Introduction to Determinants
- A determinant is a scalar value that can be used to determine the solvability of a system of linear equations.
- Determinants have wide applications in various fields such as Engineering, Science, Economics, and Social Science.
Definition of Determinant
- A determinant is a number that can be associated with a square matrix.
- The determinant of a square matrix A is denoted by |A| or det A.
- The determinant of a 2x2 matrix is defined as:
- |A| = a11a22 - a21a12
- The determinant of a 3x3 matrix is defined as:
- |A| = a11(a22a33 - a32a23) - a12(a21a33 - a31a23) + a13(a21a32 - a31a22)
Properties of Determinants
- Property 1: The value of the determinant remains unchanged if its rows and columns are interchanged.

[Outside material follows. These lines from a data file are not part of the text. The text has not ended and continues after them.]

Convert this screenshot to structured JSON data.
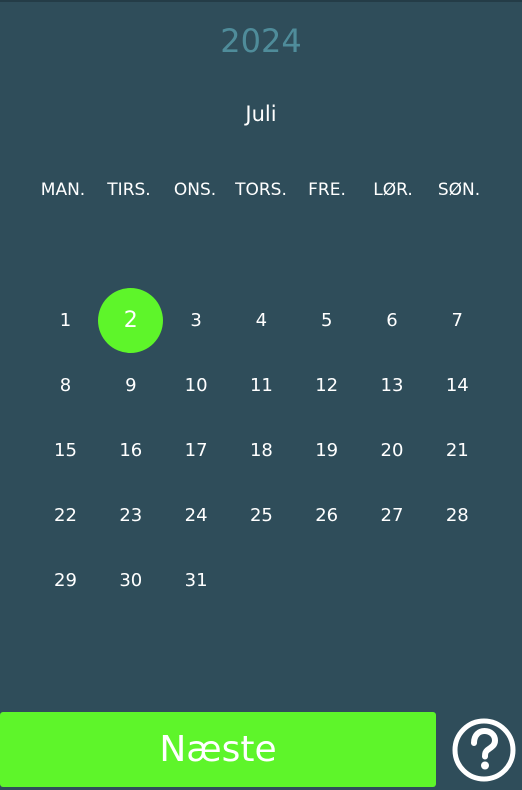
{
  "calendar": {
    "year": "2024",
    "month": "Juli",
    "weekdays": [
      "MAN.",
      "TIRS.",
      "ONS.",
      "TORS.",
      "FRE.",
      "LØR.",
      "SØN."
    ],
    "days": [
      "1",
      "2",
      "3",
      "4",
      "5",
      "6",
      "7",
      "8",
      "9",
      "10",
      "11",
      "12",
      "13",
      "14",
      "15",
      "16",
      "17",
      "18",
      "19",
      "20",
      "21",
      "22",
      "23",
      "24",
      "25",
      "26",
      "27",
      "28",
      "29",
      "30",
      "31"
    ],
    "selected_day": "2"
  },
  "footer": {
    "next_label": "Næste",
    "help_icon": "question-circle-icon"
  },
  "colors": {
    "background": "#2f4d5a",
    "year_text": "#4f8c9a",
    "accent": "#5ef52a",
    "text": "#ffffff"
  }
}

- Property 2: If any two rows (or columns) of a determinant are interchanged, then the sign of the determinant changes.
- These properties are true for determinants of any order.
Evaluating Determinants
- There are six ways to expand a 3x3 determinant, corresponding to each of the three rows and three columns.
- The expansion of a determinant along a row or column gives the same value.
- The value of the determinant can be found by expanding along the row or column that contains the maximum number of zeros.
Examples and Exercises
- Evaluate the determinants of given matrices.
- Verify the properties of determinants using examples.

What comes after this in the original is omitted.